Tinha chegado a este ponto de minha carta quando resolvi descer em terra para um último giro, pois partiremos amanhã bem cedo. Foi bom talvez ter feito isto, pois travara-se no cais uma tumultuosa disputa em que se achavam envolvidos o Dr. Maracot e Bill Scanlan. Bill é rapaz resoluto e não tem medo de nada, mas com meia dúzia de mandriões armados de faca ao seu redor as coisas não pareciam muito promissoras para eles e já era tempo que eu interviesse. A razão de tudo fora o Dr. Maracot haver alugado uma dessas coisas que eles chamavam de carruagem e percorrido mais de metade da ilha observando suas formações geológicas, tendo-se esquecido completamente de que não trazia dinheiro consigo. Quando chegou o momento de pagar ele não conseguira fazer-lhes compreender o caso e o cocheiro se apoderara de seu relógio como garantia. Isto fez Bill Scanlan entrar em ação e pelo pé em que estavam as coisas é bem possível que fossem ambos parar no chão com as costas como pregadeiras de alfinetes se eu não tivesse resolvido o assunto com um ou dois dólares para o condutor do veículo e uma nota de cinco dólares para o homem que Bill Scanlan pusera de olho inchado. Tudo assim terminou bem e foi esta a ocasião em que Maracot me pareceu mais humano.
Quando chegamos ao navio ele levou-me para a pequena cabina que reservara para si próprio e agradeceu minha intervenção.
— A propósito, Sr. Headlei, disse-me ele; creio que o senhor não é casado, não é verdade?

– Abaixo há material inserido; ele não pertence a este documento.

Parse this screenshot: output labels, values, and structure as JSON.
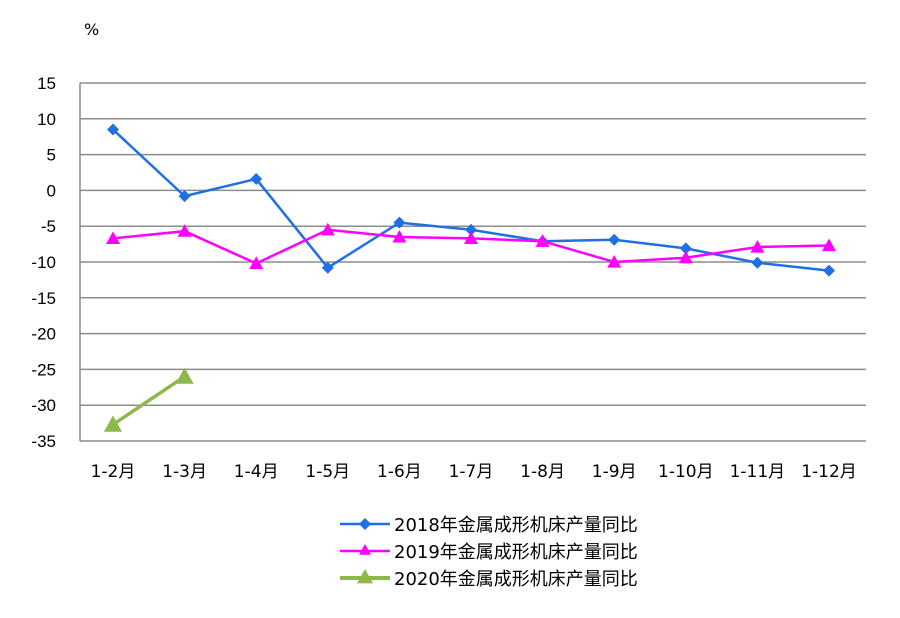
{
  "chart_data": {
    "type": "line",
    "title": "",
    "unit_label": "%",
    "xlabel": "",
    "ylabel": "%",
    "ylim": [
      -35,
      15
    ],
    "yticks": [
      15,
      10,
      5,
      0,
      -5,
      -10,
      -15,
      -20,
      -25,
      -30,
      -35
    ],
    "grid": true,
    "legend_position": "bottom",
    "categories": [
      "1-2月",
      "1-3月",
      "1-4月",
      "1-5月",
      "1-6月",
      "1-7月",
      "1-8月",
      "1-9月",
      "1-10月",
      "1-11月",
      "1-12月"
    ],
    "series": [
      {
        "name": "2018年金属成形机床产量同比",
        "color": "#1f6fe5",
        "marker": "diamond",
        "values": [
          8.5,
          -0.8,
          1.6,
          -10.8,
          -4.5,
          -5.5,
          -7.1,
          -6.9,
          -8.1,
          -10.1,
          -11.2
        ]
      },
      {
        "name": "2019年金属成形机床产量同比",
        "color": "#ff00ff",
        "marker": "triangle",
        "values": [
          -6.7,
          -5.7,
          -10.2,
          -5.5,
          -6.5,
          -6.7,
          -7.1,
          -10.0,
          -9.4,
          -7.9,
          -7.7
        ]
      },
      {
        "name": "2020年金属成形机床产量同比",
        "color": "#8db84a",
        "marker": "triangle",
        "values": [
          -32.7,
          -26.0,
          null,
          null,
          null,
          null,
          null,
          null,
          null,
          null,
          null
        ]
      }
    ]
  },
  "colors": {
    "grid": "#8c8c8c",
    "axis": "#8c8c8c",
    "text": "#000000"
  }
}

— Não, respondi. Sou solteiro.
— Ninguém depende de sua pessoa?
— Ninguém.
— Muito bem! disse ele. Não lhe contei o verdadeiro objetivo desta viagem, meu amigo, porque desejava por certas razões conservá-lo em segredo. Uma dessas razões é que receava que outros me precedessem. Quando se têm planos científicos em mira, deve-se recear que suceda o mesmo que se passou entre Scott e Amundsen. Se Scott tivesse guardado o seu segredo, como fiz, seria ele, e não Amundsen que chegaria primeiro ao Pólo Sul. Quanto a mim, minha meta é tão importante como o Pólo Sul e por isso resolvi guardar a máxima reserva. Mas agora, que estamos nas vésperas de nossa grande aventura, nenhum rival terá tempo para apropriar-se de meus planos. Amanhã partiremos para o nosso verdadeiro objetivo.